How does a computer display characters

In our post on “Rambling: How to Explain to Your Girlfriend Why computers Only know Zeros and ones”, “, in the computer world, only 0 and 1 characters, all data need to be represented by binary, such as 52 English letters (uppercase + lowercase), Arabic numerals and common symbols in the computer need to be represented by binary.

So, for all the characters we see on a computer, there needs to be a way to put them in binary representation.

This process of transformation requires mapping through character codes, as we did in “Ramble: How to Explain to Your Girlfriend what a Charles Shackle is”. In order to convert characters into binary, many character encoding standards have been developed, including Unicode, GBK and so on.

So, with the character encoding, the computer can recognize the character we want to enter, but it is still more complicated to display it, the general process is as follows:

When we type a character on the keyboard, the computer converts the character to binary through Unicode.

Next, query the Charmap in the font file with the obtained Unicode encoding value and convert the encoding value into a glyphs index.

Once you have the glyph index, you can load the corresponding glyph image.

The glyph image can then be graphically rendered and displayed on the monitor.

You may not know much about font indexing and graphics rendering, but all you need to know is that in order for a character to appear on a computer, you need the following three conditions:

1. Input method supports the input of this character

2. Unicode encoding supports binary conversion of this character

3. Fonts installed on your computer contain this character

The input method supports character sets

Since there are tens of thousands of Chinese characters, it is impossible for a computer keyboard to create a key for each character. Therefore, people need to make up a set of input codes (codes to retrieve Chinese characters) for Chinese characters, using several keys to enter a Chinese character. The tool for converting multiple key inputs into Chinese characters is The Chinese input method.

At present, most of the more common Chinese input methods on the market use GBK as the character set.


GBK contains a total of 21886 Chinese characters and graphic symbols, including 21,003 Chinese characters (including radicals and components) and 883 graphic symbols. However, there are far more than 20,000 Chinese characters, so many rare characters cannot be typed by input method, such as the character biang in “Biang biang noodles”.

In addition, some input methods use a relatively complete character set (Unicode, etc.), such as Zheng code, Cang Jie and other input methods can input some rare characters.

Unicode

A character can be displayed on a computer only if it can be translated into binary, that is, if a character is not included in Unicode, it cannot be displayed anyway.

Therefore, at present, a lot of Chinese characters rare characters, and some emoji are unable to type out.

However, Unicode is constantly being updated, with the most recent update being the release of Unicode 13.0 on March 10, 2020. Unicode 13.0 adds 5,930 characters to its current total of 143,859 characters.

In the extended G area of CJK unified Ideographic Characters of Unicode 13.0, the word “biang” in “Biangbiang face” has been included. It can be seen that the corresponding code is 30EDD and 30EDE.

CJK Unified Ideographs, CJK is the abbreviation of Chinese, Japanese and Korean characters, aiming to analyze the characters derived from Chinese, Japanese, Korean, Yue and Zhuang, respectively. Ideograms of the same nature, meaning, shape or slightly different are encoded in the same way in ISO 10646 and Unicode standards.

But while Unicode 13.0 is available, because the literal encodings are embedded in the operating system, the underlying operating system needs to be updated for compatibility.

The font

If a rare character is already included in Unicode, the resulting Unicode encoding value is queried in the font file at display to convert the encoding value into a glyph index.

However, if the preloaded font does not contain certain characters, it cannot be displayed.

That said, if the input method is compatible with Unicode 13.0 and the operating system is upgraded to the latest Unicode encoding, it does not mean that the newly included rare characters like “biang” can be displayed directly.

This also depends on whether the font in the operating system contains the character. There are currently commercial fonts that support many of the extended characters in CJK.

It is believed that as operating systems and input methods are updated to new versions of the Unicode character set, some fonts will begin to support new characters.

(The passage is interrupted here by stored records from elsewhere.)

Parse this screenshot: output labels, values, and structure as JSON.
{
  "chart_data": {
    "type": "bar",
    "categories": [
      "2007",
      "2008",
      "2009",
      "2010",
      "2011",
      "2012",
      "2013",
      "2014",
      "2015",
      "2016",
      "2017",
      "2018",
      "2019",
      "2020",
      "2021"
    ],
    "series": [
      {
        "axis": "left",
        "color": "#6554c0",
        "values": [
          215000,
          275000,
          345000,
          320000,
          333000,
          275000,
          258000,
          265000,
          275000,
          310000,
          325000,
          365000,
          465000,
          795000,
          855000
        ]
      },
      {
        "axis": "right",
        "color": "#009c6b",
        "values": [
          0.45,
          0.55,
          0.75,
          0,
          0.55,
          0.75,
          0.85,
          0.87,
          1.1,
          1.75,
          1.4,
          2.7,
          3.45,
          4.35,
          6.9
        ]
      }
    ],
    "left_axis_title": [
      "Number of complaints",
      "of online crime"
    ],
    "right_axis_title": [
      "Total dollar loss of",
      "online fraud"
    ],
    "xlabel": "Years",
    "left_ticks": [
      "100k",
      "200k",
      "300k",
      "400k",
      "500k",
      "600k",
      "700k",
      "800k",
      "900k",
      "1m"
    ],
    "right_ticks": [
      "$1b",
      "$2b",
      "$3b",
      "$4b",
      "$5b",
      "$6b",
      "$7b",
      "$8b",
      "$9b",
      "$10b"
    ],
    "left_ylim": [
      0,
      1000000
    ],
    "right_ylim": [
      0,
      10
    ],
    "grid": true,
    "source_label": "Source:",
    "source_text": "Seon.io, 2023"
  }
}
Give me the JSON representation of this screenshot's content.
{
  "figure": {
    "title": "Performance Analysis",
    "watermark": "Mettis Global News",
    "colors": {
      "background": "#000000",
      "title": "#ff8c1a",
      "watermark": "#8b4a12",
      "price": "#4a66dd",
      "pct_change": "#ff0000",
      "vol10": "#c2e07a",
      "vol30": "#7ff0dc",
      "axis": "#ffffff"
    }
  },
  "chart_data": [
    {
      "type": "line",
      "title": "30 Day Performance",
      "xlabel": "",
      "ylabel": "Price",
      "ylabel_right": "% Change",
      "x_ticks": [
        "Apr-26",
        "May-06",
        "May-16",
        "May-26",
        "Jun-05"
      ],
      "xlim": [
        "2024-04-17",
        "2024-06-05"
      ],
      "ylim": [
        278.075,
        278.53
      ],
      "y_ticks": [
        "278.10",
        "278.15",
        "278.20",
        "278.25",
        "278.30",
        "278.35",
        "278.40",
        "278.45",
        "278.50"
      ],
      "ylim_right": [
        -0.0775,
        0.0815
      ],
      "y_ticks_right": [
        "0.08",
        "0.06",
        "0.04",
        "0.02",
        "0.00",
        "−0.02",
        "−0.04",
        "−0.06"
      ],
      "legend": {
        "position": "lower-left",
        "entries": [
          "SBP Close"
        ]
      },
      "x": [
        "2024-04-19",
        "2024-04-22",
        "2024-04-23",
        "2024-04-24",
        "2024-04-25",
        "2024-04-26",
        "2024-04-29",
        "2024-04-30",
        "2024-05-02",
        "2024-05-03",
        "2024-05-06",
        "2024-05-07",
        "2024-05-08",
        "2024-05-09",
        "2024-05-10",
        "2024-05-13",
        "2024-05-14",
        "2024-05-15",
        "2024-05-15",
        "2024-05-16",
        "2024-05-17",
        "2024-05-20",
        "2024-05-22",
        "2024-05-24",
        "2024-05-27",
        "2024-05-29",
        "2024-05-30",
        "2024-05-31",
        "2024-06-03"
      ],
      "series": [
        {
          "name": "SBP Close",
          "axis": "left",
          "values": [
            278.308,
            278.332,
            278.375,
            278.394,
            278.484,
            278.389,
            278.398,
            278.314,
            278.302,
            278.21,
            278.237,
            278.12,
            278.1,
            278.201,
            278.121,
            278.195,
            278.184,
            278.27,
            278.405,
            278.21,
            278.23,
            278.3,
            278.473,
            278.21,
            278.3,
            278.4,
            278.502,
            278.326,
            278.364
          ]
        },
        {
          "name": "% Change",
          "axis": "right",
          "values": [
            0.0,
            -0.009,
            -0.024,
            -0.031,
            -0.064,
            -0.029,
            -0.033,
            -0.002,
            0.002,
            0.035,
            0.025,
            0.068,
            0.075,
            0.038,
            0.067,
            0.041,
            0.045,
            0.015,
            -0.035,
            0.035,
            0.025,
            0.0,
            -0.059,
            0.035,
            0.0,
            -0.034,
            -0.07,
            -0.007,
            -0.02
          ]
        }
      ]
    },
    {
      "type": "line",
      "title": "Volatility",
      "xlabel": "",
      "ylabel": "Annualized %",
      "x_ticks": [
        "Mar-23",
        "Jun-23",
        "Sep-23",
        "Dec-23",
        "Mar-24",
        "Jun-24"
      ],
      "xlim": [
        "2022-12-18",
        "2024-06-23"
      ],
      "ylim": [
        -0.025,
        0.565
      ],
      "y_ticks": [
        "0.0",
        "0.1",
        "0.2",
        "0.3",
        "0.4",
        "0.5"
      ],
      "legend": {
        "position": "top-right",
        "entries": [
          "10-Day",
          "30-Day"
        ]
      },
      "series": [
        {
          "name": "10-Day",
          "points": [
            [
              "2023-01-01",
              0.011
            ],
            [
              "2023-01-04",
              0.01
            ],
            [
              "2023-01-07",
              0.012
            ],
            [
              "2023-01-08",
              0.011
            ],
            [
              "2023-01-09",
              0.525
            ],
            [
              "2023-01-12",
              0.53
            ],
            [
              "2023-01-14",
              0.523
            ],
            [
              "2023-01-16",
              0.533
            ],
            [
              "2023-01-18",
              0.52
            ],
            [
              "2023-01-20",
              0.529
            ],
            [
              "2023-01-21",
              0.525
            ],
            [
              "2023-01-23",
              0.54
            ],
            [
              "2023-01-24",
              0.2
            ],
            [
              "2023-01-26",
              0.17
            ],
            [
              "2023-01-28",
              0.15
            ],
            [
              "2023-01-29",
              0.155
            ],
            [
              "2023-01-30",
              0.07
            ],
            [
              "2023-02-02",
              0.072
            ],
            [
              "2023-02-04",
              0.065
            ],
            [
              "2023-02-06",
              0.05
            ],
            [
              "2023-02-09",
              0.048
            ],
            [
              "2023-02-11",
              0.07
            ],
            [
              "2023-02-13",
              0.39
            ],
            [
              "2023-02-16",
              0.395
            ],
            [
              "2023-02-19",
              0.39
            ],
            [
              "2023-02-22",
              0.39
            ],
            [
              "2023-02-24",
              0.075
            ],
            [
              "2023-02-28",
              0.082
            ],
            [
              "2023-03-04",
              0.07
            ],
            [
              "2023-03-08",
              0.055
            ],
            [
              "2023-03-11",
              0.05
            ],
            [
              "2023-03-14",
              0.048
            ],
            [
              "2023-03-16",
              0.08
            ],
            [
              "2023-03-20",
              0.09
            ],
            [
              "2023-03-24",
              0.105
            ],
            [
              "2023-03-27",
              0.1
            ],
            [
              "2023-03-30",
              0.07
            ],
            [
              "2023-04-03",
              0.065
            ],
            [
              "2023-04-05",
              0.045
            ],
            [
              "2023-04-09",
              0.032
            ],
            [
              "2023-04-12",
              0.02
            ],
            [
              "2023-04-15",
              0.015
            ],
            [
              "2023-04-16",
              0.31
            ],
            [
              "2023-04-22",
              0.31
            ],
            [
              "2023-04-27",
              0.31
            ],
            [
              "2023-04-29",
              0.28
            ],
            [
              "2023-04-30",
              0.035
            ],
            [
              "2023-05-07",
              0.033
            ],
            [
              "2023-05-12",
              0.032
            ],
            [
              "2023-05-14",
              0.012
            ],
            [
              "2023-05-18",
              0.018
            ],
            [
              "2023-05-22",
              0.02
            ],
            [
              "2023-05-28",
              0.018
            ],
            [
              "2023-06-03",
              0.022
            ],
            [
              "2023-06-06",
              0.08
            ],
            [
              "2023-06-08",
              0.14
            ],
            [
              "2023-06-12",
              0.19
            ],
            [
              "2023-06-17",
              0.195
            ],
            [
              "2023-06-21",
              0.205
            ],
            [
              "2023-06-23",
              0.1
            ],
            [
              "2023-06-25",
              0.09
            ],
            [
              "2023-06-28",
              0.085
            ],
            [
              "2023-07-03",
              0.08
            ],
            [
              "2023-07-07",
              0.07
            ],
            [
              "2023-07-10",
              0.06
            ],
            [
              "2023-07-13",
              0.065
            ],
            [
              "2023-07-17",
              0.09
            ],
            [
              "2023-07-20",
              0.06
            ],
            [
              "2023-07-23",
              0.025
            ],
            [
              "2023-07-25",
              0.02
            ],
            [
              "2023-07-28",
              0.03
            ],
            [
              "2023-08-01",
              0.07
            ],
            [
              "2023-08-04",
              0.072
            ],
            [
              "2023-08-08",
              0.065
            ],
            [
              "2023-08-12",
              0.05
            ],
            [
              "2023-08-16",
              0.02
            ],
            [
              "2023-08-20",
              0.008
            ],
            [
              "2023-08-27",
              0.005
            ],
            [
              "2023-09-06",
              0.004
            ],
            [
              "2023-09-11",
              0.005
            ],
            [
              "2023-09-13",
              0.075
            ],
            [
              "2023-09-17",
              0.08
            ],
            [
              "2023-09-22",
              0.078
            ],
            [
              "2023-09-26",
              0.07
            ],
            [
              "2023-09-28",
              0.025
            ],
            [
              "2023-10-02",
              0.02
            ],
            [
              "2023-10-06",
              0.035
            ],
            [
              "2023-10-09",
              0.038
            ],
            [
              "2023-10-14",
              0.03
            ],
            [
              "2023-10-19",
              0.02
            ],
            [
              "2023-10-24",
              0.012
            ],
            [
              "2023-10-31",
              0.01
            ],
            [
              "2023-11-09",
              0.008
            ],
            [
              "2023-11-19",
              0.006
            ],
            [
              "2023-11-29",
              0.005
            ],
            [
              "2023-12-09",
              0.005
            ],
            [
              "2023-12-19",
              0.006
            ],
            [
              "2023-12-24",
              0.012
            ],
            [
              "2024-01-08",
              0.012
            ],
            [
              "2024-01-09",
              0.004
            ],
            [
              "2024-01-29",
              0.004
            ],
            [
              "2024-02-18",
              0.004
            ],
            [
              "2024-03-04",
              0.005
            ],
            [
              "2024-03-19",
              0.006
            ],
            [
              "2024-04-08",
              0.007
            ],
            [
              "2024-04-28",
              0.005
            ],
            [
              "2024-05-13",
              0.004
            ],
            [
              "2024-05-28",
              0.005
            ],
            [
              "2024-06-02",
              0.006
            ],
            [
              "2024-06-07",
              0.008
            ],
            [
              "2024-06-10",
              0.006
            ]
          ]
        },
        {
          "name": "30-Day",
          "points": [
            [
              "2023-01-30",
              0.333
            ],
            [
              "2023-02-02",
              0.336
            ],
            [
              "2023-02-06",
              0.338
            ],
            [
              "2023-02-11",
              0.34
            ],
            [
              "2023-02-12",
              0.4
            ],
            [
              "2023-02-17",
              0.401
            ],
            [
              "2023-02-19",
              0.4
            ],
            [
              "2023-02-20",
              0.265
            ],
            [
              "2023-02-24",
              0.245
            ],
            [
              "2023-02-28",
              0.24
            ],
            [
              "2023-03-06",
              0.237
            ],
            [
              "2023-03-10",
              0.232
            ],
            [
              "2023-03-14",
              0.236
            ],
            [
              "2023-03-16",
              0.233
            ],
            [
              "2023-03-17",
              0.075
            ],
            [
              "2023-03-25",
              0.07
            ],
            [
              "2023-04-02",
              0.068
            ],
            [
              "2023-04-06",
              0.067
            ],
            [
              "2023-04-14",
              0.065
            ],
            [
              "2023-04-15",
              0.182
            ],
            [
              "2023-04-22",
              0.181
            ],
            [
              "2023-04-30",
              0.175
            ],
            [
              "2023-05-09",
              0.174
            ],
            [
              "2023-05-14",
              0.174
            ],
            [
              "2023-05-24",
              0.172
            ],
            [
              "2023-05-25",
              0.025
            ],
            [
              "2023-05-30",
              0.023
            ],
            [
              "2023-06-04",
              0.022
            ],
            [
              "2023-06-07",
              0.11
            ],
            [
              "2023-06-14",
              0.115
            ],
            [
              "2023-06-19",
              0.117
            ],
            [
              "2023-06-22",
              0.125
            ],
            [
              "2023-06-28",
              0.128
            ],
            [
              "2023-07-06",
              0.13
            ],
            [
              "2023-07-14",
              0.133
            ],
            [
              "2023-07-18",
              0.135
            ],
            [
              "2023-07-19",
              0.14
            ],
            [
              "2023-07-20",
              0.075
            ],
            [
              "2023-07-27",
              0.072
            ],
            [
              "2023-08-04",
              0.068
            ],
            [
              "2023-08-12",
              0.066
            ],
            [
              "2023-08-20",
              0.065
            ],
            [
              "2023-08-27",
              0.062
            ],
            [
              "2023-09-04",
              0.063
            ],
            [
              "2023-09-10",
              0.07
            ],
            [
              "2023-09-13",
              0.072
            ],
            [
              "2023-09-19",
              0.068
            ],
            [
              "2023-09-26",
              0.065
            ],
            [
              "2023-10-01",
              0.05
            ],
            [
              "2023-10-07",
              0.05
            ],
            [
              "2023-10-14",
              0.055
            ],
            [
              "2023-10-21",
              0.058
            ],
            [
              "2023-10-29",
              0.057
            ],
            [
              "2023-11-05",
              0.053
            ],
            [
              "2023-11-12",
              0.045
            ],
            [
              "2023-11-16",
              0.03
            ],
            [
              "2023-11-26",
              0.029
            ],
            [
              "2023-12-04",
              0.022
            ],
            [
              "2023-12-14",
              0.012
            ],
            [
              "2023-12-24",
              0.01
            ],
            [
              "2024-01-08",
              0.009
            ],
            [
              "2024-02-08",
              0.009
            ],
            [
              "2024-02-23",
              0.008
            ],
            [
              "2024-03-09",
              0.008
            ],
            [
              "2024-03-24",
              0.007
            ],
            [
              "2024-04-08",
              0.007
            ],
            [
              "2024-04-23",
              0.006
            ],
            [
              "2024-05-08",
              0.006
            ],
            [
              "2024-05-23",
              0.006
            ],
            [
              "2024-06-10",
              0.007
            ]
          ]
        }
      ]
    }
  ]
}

The inconvenience caused by rare characters

At present, a lot of parents are willing to give their children the name of the use of a few rare characters, especially a few have a good meaning of the rare characters are often used, such as the good meaning of the di.

According to news reports, a college student once used the word “you page” in the name, but the traditional word “zuo” can be typed, but the stick pen can not be typed with pinyin and wubi input method.

The strange thing is that when he first registered his name in the public security system, he succeeded. However, in his later life, the university encountered many obstacles, such as alipay not being able to authenticate with his real name, purchasing tickets with his real name, and even applying for the college entrance examination.



Later, the staff of the public security system said: the public security population information database special character database is the most complete, even including many ethnic minority characters, with rare character database. However, education departments, banks, airlines, real estate and other departments do not use this character database at the same time, unable to share many rare characters, will appear a series of problems.

Sometimes, rare characters that can be typed or displayed in one system may not be displayed in another system. Therefore, for the use of rare characters, or to be careful!